Les aphorismes d’Hippocrate in a French Verse Translation by Joachim Gagnière, physician
In French and Latin, manuscript on France paper
France, Dauphiné (Saint-Vallier), dated 1786
Unpublished adaptation in Alexandrine verse of the Aphorisms of Hippocrate by Joachim Gagnière, a humanist doctor and man of science.
He provides a very elegant French translation facing the Latin text. We know little about him, he dedicates the present translation to his son: his preface is quite revealing of a late eighteenth-century physician’s position on his profession and calling. Gagnière is known to have had some problems and a tense relation with Jean-Jacques Rousseau.

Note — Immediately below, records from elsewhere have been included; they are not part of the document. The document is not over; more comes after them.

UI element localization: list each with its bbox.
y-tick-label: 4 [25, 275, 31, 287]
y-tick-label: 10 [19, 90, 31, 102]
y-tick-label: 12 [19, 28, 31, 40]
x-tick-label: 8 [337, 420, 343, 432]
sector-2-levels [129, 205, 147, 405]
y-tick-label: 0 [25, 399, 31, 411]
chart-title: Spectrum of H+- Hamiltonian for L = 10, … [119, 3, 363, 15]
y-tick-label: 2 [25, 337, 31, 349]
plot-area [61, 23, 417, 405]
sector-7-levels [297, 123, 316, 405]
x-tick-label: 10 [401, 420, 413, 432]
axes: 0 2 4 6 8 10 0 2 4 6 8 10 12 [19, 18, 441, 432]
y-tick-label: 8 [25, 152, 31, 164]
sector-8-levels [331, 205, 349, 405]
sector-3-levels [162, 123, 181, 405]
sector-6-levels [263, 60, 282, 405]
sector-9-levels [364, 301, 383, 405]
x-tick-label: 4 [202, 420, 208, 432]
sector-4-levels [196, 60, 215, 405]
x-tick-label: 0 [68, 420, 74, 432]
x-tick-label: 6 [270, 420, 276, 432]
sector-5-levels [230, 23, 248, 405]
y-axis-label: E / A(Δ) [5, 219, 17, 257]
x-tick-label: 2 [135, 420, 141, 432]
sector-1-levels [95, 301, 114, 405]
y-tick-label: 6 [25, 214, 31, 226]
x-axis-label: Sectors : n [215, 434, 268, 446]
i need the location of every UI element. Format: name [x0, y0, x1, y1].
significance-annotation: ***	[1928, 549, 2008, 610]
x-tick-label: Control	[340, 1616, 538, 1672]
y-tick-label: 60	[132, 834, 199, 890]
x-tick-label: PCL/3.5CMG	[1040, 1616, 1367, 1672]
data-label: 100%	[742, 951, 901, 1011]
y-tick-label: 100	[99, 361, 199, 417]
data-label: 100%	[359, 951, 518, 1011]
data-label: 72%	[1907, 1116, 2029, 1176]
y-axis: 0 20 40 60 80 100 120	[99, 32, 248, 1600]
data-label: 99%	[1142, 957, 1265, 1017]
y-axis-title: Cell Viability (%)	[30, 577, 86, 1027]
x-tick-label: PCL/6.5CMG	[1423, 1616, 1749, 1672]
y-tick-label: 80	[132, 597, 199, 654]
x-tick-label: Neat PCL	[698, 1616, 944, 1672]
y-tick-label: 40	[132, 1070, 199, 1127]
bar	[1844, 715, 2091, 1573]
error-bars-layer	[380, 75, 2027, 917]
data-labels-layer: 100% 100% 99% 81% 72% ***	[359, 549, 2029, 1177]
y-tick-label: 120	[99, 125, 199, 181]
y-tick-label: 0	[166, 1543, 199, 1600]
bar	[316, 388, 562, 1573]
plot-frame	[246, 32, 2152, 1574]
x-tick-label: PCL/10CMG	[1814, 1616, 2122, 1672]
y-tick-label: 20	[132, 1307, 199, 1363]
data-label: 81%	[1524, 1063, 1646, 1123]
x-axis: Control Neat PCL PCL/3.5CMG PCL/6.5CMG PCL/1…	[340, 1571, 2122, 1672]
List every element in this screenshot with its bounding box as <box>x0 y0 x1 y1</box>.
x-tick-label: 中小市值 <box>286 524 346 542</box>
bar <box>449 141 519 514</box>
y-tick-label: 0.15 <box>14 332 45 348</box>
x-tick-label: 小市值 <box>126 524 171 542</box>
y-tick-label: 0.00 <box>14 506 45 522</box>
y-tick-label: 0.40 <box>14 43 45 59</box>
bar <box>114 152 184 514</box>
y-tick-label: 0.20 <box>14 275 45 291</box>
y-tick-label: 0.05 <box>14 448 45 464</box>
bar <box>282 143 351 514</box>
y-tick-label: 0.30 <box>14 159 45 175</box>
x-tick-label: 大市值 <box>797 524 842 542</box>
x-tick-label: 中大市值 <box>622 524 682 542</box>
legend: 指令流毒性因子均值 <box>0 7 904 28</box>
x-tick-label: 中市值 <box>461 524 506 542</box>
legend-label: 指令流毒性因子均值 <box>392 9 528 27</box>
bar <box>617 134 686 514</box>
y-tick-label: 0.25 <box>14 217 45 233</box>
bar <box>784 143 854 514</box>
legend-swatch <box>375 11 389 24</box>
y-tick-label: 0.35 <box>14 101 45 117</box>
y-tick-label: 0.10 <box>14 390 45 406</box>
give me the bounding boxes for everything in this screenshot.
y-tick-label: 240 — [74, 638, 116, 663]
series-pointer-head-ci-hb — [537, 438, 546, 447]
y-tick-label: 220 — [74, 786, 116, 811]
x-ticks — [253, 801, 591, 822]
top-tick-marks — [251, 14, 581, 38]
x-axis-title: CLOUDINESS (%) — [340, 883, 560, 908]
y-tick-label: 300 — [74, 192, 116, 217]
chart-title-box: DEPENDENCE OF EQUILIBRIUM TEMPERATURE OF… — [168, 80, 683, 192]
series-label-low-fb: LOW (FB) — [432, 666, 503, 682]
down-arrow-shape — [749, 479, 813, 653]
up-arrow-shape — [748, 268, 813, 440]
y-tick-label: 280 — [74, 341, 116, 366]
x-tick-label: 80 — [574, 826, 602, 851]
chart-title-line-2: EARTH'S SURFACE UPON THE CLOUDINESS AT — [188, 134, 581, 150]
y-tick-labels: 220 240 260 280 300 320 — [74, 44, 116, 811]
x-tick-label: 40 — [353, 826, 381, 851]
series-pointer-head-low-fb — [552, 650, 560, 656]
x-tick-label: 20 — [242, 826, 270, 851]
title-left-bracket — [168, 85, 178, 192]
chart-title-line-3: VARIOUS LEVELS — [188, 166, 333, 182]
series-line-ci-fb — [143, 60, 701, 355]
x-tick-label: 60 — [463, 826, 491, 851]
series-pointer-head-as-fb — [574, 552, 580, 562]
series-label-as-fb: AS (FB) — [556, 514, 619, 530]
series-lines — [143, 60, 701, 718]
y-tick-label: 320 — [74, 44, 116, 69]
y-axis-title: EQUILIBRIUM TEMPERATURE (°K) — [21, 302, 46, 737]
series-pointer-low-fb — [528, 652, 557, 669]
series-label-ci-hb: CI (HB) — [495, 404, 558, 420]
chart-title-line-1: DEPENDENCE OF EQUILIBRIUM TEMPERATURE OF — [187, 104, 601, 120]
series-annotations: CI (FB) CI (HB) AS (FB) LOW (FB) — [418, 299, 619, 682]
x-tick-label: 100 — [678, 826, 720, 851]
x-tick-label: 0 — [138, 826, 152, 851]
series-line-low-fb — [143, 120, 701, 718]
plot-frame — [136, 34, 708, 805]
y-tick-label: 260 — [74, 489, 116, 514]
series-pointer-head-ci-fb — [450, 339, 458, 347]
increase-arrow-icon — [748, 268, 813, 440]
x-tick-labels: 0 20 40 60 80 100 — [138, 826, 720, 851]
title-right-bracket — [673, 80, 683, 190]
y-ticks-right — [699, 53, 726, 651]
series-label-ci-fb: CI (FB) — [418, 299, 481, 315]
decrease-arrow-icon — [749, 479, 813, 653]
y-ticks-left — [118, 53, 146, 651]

Adaptation inédite en vers alexandrins des Aphorismes d’Hippocrate par Joachim Gagnière connu pour ses démêlés avec Jean-Jacques Rousseau et la publication d’un ouvrage intitulé Principes de la physique (Avignon, 1773). Médecin humaniste, Joachim Gagnière propose ici ses “aphorismes” qui témoignent de son excellence.
PROVENANCE
- Manuscrit autographe daté 1786. L’ouvrage est dédié à son fils : « Voila mon fils, le modele que je vous propose. Comme vous n’êtes que dans vos trois ans, il n’y pas d’apparence que je vous dirige dans cette carriere. Si par la suite vous vous decider à embrasser ma profession, je n’ai rien de mieux à vous conseiller que de vous rendre familiers les Aphorismes d’Hippocrate. Commencez à les graver dans votre mémoire dès l’âge de quinze à seize ans… » (pp. 2 – 3). Joachim Gagnière conseille de plus à son fils : « Ne vous préoccupez que des observations faites sur les maladies ; & ne lisez d’autres livres que ceux qui traitent de la médecine pratique. C’est la seule route & la plus sure que vous ayez à prendre pour exercer avec gloire la médecine & la porter au faîte de la perfection » (p. 3).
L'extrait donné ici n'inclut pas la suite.